There has never been a need to label White male studies because all studies not labeled in the academy is White male studies; hence, the non-labeling of White male studies suggests that White males are central to the enterprise of the academy. Moreover, the whole of the academy with the exception of those topics labeled differently are about White males. Hence, not only are White males liberated from pejorative of needing labels to declare their existence, White male studies (if I may use this label to refer to the whole of the academic universe not displaced in multiculturalist drag) gain a regal invisibility and seriousness, an appreciation in other words that further cloaks their hidden cultural cosmology, making them appear universal when in fact the premise of their unlabeled presence is hegemonic.
This is the issue: Inclusion does not mean a “for Blacks only” table while all the other tables in the room are reserved for Whites.

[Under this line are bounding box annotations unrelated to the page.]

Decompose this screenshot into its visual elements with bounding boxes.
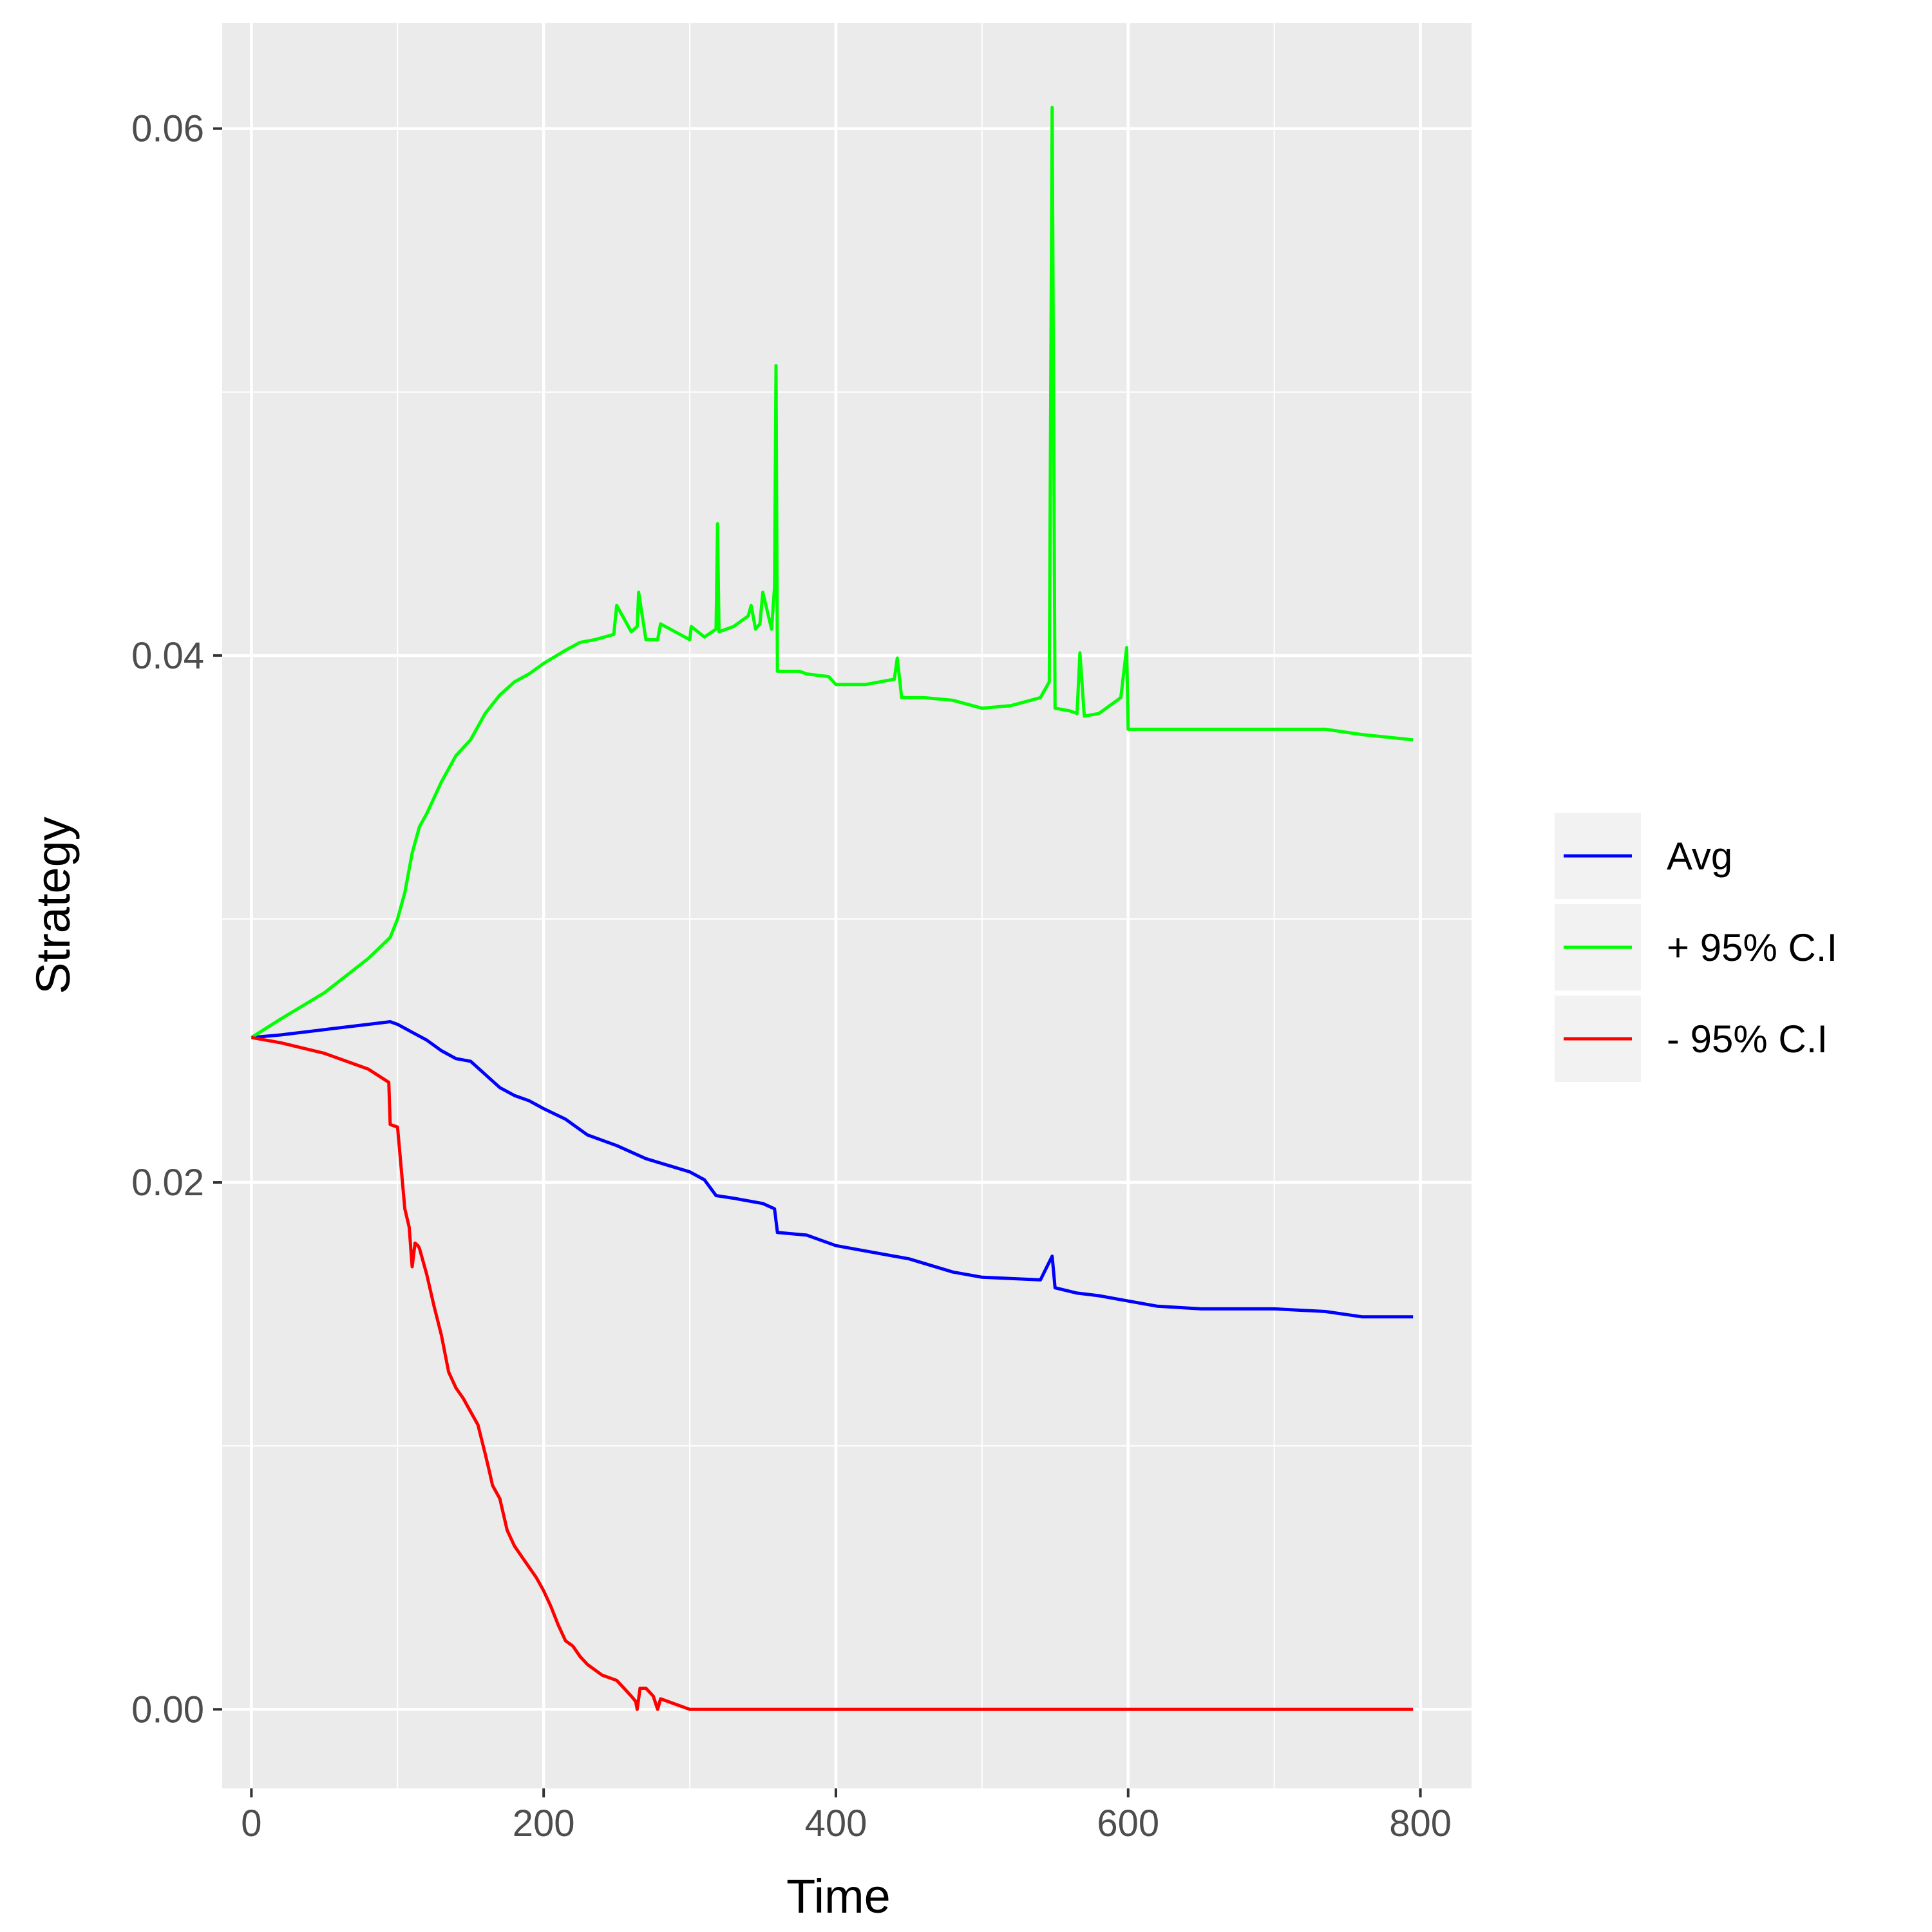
y-tick-label: 0.02 xyxy=(131,1162,204,1204)
x-tick-label: 600 xyxy=(1097,1803,1159,1844)
x-axis: 0 200 400 600 800 xyxy=(241,1788,1452,1844)
x-axis-title: Time xyxy=(786,1870,891,1923)
minor-gridlines xyxy=(222,23,1472,1788)
x-tick-label: 200 xyxy=(513,1803,575,1844)
plot-panel xyxy=(222,23,1472,1788)
series-lines xyxy=(251,106,1414,1711)
series-line-0 xyxy=(251,1020,1414,1319)
y-axis: 0.00 0.02 0.04 0.06 xyxy=(131,108,222,1730)
y-tick-label: 0.00 xyxy=(131,1689,204,1730)
y-tick-label: 0.04 xyxy=(131,635,204,677)
series-line-2 xyxy=(251,1036,1414,1711)
y-axis-title: Strategy xyxy=(26,817,80,994)
legend-label: + 95% C.I xyxy=(1667,926,1837,969)
x-tick-label: 400 xyxy=(805,1803,867,1844)
x-tick-label: 800 xyxy=(1389,1803,1452,1844)
legend-label: - 95% C.I xyxy=(1667,1018,1828,1061)
series-line-1 xyxy=(251,106,1414,1039)
x-tick-label: 0 xyxy=(241,1803,261,1844)
legend: Avg + 95% C.I - 95% C.I xyxy=(1555,813,1837,1082)
y-tick-label: 0.06 xyxy=(131,108,204,150)
legend-label: Avg xyxy=(1667,835,1732,878)
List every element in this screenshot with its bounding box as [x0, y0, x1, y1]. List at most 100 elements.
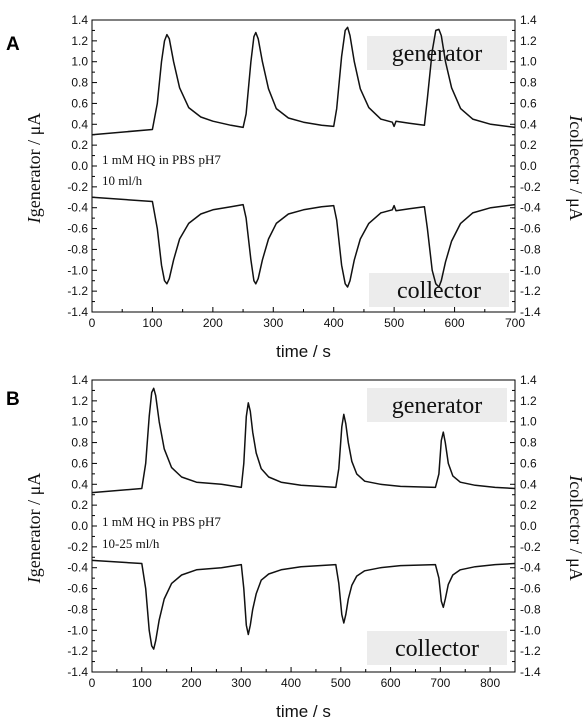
x-axis-label: time / s: [276, 702, 331, 720]
y-tick-label-left: -1.4: [67, 665, 88, 679]
y-tick-label-right: 0.0: [520, 519, 537, 533]
y-axis-label-right: Icollector / μA: [566, 114, 586, 221]
y-tick-label-left: -0.4: [67, 201, 88, 215]
y-tick-label-right: 1.4: [520, 13, 537, 27]
generator-label-bg: [367, 36, 507, 70]
y-tick-label-right: 1.0: [520, 55, 537, 69]
y-tick-label-left: -0.8: [67, 602, 88, 616]
y-axis-label-left-rest: generator / μA: [24, 473, 44, 578]
y-tick-label-right: 0.8: [520, 436, 537, 450]
collector-label: collector: [397, 278, 481, 304]
y-tick-label-left: -1.2: [67, 644, 88, 658]
annotation: 10-25 ml/h: [102, 536, 160, 551]
y-tick-label-left: 0.2: [71, 498, 88, 512]
collector-trace: [91, 559, 516, 650]
y-tick-label-left: 0.8: [71, 76, 88, 90]
y-tick-label-right: 1.4: [520, 373, 537, 387]
y-tick-label-right: -1.4: [520, 305, 541, 319]
x-tick-label: 100: [132, 676, 152, 690]
y-tick-label-left: 0.4: [71, 117, 88, 131]
generator-trace: [91, 387, 516, 494]
y-tick-label-right: -0.6: [520, 222, 541, 236]
generator-label: generator: [392, 393, 483, 419]
y-tick-label-left: -1.0: [67, 623, 88, 637]
collector-label-bg: [367, 631, 507, 665]
y-tick-label-right: -0.2: [520, 180, 541, 194]
annotation: 1 mM HQ in PBS pH7: [102, 152, 221, 167]
y-tick-label-left: 0.6: [71, 96, 88, 110]
y-axis-label-right-italic: I: [566, 474, 586, 482]
x-tick-label: 600: [445, 316, 465, 330]
plot-frame: [91, 379, 516, 673]
panel-letter: B: [6, 389, 20, 410]
y-axis-label-left: Igenerator / μA: [24, 113, 44, 225]
panel-letter: A: [6, 34, 20, 55]
x-tick-label: 300: [263, 316, 283, 330]
y-tick-label-left: -0.8: [67, 242, 88, 256]
y-axis-label-right: Icollector / μA: [566, 474, 586, 581]
y-axis-label-left: Igenerator / μA: [24, 473, 44, 585]
y-tick-label-left: 0.0: [71, 519, 88, 533]
y-tick-label-left: 1.4: [71, 373, 88, 387]
x-tick-label: 0: [89, 316, 96, 330]
x-tick-label: 200: [182, 676, 202, 690]
annotation: 10 ml/h: [102, 173, 143, 188]
y-tick-label-left: -0.6: [67, 582, 88, 596]
y-tick-label-right: -0.6: [520, 582, 541, 596]
y-tick-label-right: -1.2: [520, 644, 541, 658]
collector-trace: [91, 196, 516, 288]
y-tick-label-right: 0.4: [520, 477, 537, 491]
y-tick-label-left: 1.0: [71, 55, 88, 69]
y-tick-label-left: -1.2: [67, 284, 88, 298]
y-tick-label-right: -1.4: [520, 665, 541, 679]
x-tick-label: 0: [89, 676, 96, 690]
collector-label: collector: [395, 636, 479, 662]
y-tick-label-left: -0.6: [67, 222, 88, 236]
x-tick-label: 600: [381, 676, 401, 690]
y-tick-label-right: -0.8: [520, 242, 541, 256]
y-tick-label-left: 0.8: [71, 436, 88, 450]
y-axis-label-left-rest: generator / μA: [24, 113, 44, 218]
y-tick-label-right: -1.2: [520, 284, 541, 298]
y-tick-label-left: 1.0: [71, 415, 88, 429]
x-axis-label: time / s: [276, 342, 331, 361]
y-tick-label-right: 0.4: [520, 117, 537, 131]
x-tick-label: 100: [142, 316, 162, 330]
y-tick-label-right: -0.4: [520, 201, 541, 215]
y-axis-label-right-rest: collector / μA: [566, 481, 586, 581]
y-tick-label-right: 0.0: [520, 159, 537, 173]
y-axis-label-left-italic: I: [24, 576, 44, 584]
y-tick-label-right: -1.0: [520, 263, 541, 277]
y-tick-label-left: 0.4: [71, 477, 88, 491]
x-tick-label: 400: [281, 676, 301, 690]
y-axis-label-right-rest: collector / μA: [566, 121, 586, 221]
y-tick-label-left: 0.0: [71, 159, 88, 173]
collector-label-bg: [369, 273, 509, 307]
x-tick-label: 500: [331, 676, 351, 690]
y-tick-label-right: -0.2: [520, 540, 541, 554]
y-axis-label-left-italic: I: [24, 216, 44, 224]
y-tick-label-left: -1.4: [67, 305, 88, 319]
y-tick-label-right: 0.6: [520, 456, 537, 470]
x-tick-label: 800: [480, 676, 500, 690]
x-tick-label: 700: [430, 676, 450, 690]
y-tick-label-left: -1.0: [67, 263, 88, 277]
y-tick-label-right: -0.4: [520, 561, 541, 575]
plot-frame: [91, 19, 516, 313]
panel-b: B -1.4 -1.4 -1.2 -1.2 -1.0 -1.0 -0.8 -0.8 -0.6 -0.…: [6, 373, 586, 720]
y-tick-label-right: 0.2: [520, 138, 537, 152]
y-tick-label-left: -0.2: [67, 540, 88, 554]
generator-trace: [91, 26, 516, 136]
generator-label-bg: [367, 388, 507, 422]
x-tick-label: 300: [231, 676, 251, 690]
panel-a: A -1.4 -1.4 -1.2 -1.2 -1.0 -1.0 -0.8 -0.8 -0.6 -0.…: [6, 13, 586, 361]
generator-label: generator: [392, 41, 483, 67]
y-tick-label-right: 1.2: [520, 34, 537, 48]
y-axis-label-right-italic: I: [566, 114, 586, 122]
y-tick-label-left: 1.2: [71, 34, 88, 48]
x-tick-label: 500: [384, 316, 404, 330]
x-tick-label: 200: [203, 316, 223, 330]
y-tick-label-left: 1.4: [71, 13, 88, 27]
y-tick-label-right: 1.0: [520, 415, 537, 429]
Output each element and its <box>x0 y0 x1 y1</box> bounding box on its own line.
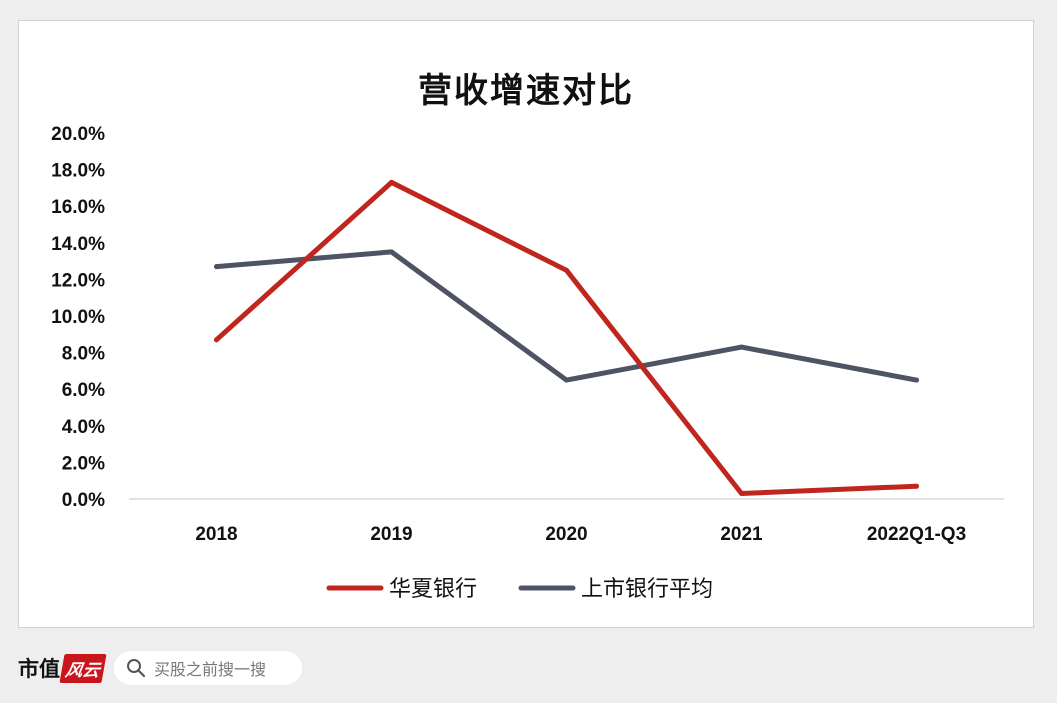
line-chart: 0.0% 2.0% 4.0% 6.0% 8.0% 10.0% 12.0% 14.0% 16.0%… <box>51 124 1004 602</box>
y-tick-label: 6.0% <box>62 380 105 401</box>
chart-title: 营收增速对比 <box>418 71 634 111</box>
data-point <box>389 179 394 185</box>
search-box[interactable]: 买股之前搜一搜 <box>114 651 302 685</box>
y-tick-label: 0.0% <box>62 490 105 511</box>
footer: 市值 风云 买股之前搜一搜 <box>18 646 302 690</box>
data-point <box>564 267 569 273</box>
y-tick-label: 4.0% <box>62 417 105 438</box>
data-point <box>914 483 919 489</box>
brand-logo: 市值 风云 <box>18 653 107 683</box>
data-point <box>389 249 394 255</box>
brand-text: 市值 <box>18 656 60 681</box>
x-tick-label: 2020 <box>545 524 587 545</box>
x-tick-label: 2018 <box>195 524 237 545</box>
brand-badge: 风云 <box>59 653 107 683</box>
legend-label: 上市银行平均 <box>581 577 713 602</box>
data-point <box>214 337 219 343</box>
x-tick-label: 2021 <box>720 524 763 545</box>
y-tick-label: 20.0% <box>51 124 105 145</box>
search-placeholder: 买股之前搜一搜 <box>154 660 267 679</box>
y-tick-label: 10.0% <box>51 307 105 328</box>
y-tick-label: 18.0% <box>51 161 105 182</box>
legend-label: 华夏银行 <box>389 577 477 602</box>
y-tick-label: 2.0% <box>62 453 105 474</box>
chart-card: 营收增速对比 0.0% 2.0% 4.0% 6.0% 8.0% 10.0% 12.0% 14.… <box>18 20 1034 628</box>
search-icon <box>127 659 146 678</box>
y-tick-label: 8.0% <box>62 344 105 365</box>
x-tick-label: 2022Q1-Q3 <box>867 524 966 545</box>
data-point <box>214 264 219 270</box>
x-tick-label: 2019 <box>370 524 412 545</box>
y-tick-label: 14.0% <box>51 234 105 255</box>
data-point <box>564 377 569 383</box>
data-point <box>914 377 919 383</box>
series-line-0 <box>214 179 919 496</box>
data-point <box>739 344 744 350</box>
data-point <box>739 491 744 497</box>
y-tick-label: 16.0% <box>51 197 105 218</box>
y-tick-label: 12.0% <box>51 270 105 291</box>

It does not mean maintaining the status quo by passively, in some slick ass Orwellian way, offering discursive crumbs to the oppressed as a means of pacifying their deep hunger for change or appeasing their complaints. It does not mean purchasing cheap intellectual real estate, a kind of academic Guantanamo Bay, where non-dominant groups are forced together into institutional ghettos that blur lines that mark their distinct histories. What it does mean is that we are yet to attain the change for which we have so long struggled.
For change to come, we need new terminology. By this, I am suggesting that we need a new movement—a movement for true and transformative inclusion. In the past, the term human sufficed. It meant that we were all God’s creations, necessarily equal by virtue of this common endowment. Then instead of multicultural studies, how about human studies, where the subjects of investigation exist equally, but where the topics of our scrutiny gain their own measured appreciation, their own topical real estate and nomenclature in the vast space of our collective culture.